Five plants were chosen as a model system to study the BSS problem. The first step consisted of creating a data set containing the spectra of the plants. A variety of indexes were constructed characterize the quality of the separation process.
Several series of mixtures, constructed from different couples of sources, were separated. The aim was to produce quantitative criteria and ability to foresee if the separation algorithm succeeds. It was expected to find that the quality of the separation would decrease with the similarity of the couple of sources. Indeed, this tendency was observed, albeit not too clear. A considerable improvement in quality of separation following signal dilution was observed. It was found that dilution with the "HAAR" wavelets family produced the best separation results for separation of IR spectra signals.
The limitations of the separation process were found by adding a random noise or, alternatively, by adding a known spectral signal into the measurements of the mixtures.
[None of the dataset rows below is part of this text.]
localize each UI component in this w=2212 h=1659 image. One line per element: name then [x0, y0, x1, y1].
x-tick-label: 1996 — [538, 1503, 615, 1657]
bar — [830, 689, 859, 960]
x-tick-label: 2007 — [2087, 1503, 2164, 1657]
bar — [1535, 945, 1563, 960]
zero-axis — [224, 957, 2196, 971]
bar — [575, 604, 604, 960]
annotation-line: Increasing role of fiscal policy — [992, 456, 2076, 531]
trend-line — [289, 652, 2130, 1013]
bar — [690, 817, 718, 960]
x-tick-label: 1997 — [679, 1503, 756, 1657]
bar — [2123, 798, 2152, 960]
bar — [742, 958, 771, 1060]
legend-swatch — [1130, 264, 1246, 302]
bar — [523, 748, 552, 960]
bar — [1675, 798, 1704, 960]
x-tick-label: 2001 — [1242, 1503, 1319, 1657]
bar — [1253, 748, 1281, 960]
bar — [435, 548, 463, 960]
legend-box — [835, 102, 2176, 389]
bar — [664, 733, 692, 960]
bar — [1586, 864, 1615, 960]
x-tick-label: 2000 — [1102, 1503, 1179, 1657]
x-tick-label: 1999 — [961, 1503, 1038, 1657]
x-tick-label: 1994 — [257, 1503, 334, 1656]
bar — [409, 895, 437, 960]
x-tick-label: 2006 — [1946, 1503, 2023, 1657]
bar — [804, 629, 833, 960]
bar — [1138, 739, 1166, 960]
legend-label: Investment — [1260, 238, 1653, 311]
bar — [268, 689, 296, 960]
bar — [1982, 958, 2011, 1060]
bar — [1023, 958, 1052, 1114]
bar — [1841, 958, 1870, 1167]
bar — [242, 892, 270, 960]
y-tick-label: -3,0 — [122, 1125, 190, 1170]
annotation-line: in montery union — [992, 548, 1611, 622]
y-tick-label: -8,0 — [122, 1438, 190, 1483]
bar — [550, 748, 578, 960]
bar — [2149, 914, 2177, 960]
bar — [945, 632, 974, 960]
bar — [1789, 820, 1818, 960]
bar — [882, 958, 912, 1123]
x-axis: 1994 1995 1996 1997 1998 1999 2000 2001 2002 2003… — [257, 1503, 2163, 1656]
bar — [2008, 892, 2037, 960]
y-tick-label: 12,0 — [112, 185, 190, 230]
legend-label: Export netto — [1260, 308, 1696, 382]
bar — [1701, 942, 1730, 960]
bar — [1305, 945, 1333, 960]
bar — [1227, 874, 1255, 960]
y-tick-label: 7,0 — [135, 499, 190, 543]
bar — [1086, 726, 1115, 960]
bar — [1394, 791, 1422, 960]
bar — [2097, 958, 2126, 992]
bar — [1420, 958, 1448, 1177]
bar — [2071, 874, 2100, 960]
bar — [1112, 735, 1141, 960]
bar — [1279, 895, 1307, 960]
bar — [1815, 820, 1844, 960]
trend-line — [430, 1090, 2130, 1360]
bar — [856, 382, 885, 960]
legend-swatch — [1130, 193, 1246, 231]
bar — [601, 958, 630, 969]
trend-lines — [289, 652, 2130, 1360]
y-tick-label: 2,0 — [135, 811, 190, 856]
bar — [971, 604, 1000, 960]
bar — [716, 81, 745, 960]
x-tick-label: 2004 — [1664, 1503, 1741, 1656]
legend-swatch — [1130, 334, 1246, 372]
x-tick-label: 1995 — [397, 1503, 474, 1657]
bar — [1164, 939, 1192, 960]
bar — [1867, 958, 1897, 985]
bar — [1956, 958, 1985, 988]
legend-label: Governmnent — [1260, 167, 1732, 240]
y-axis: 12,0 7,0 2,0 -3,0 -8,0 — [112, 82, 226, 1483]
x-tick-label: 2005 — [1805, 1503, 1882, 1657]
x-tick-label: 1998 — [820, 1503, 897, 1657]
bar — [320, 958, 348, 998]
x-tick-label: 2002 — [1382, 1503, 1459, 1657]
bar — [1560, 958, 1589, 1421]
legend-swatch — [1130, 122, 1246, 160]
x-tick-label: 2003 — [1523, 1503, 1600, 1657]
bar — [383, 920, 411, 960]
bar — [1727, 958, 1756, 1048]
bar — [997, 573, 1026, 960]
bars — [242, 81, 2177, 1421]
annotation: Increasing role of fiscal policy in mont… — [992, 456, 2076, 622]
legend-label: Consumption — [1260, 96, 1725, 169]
In the latter case, the number of the measurements of the mixtures is smaller than the number of sources. It was found that the algorithm could handle quite well a situation where an additional source is added. On the other hand, the algorithm was found to be more sensitive to the addition of random noise.
Overall, our results showed that the separation method presented in this work, could efficiently separate spectral mixtures of plants in the mid infra-red region. It is sensible that it can separate also other spectral families, such as the spectra of gases in the atmosphere. Hence, this method has the potential to compete with other spectral signal separation methods, as it enables fast and automatic detection of materials.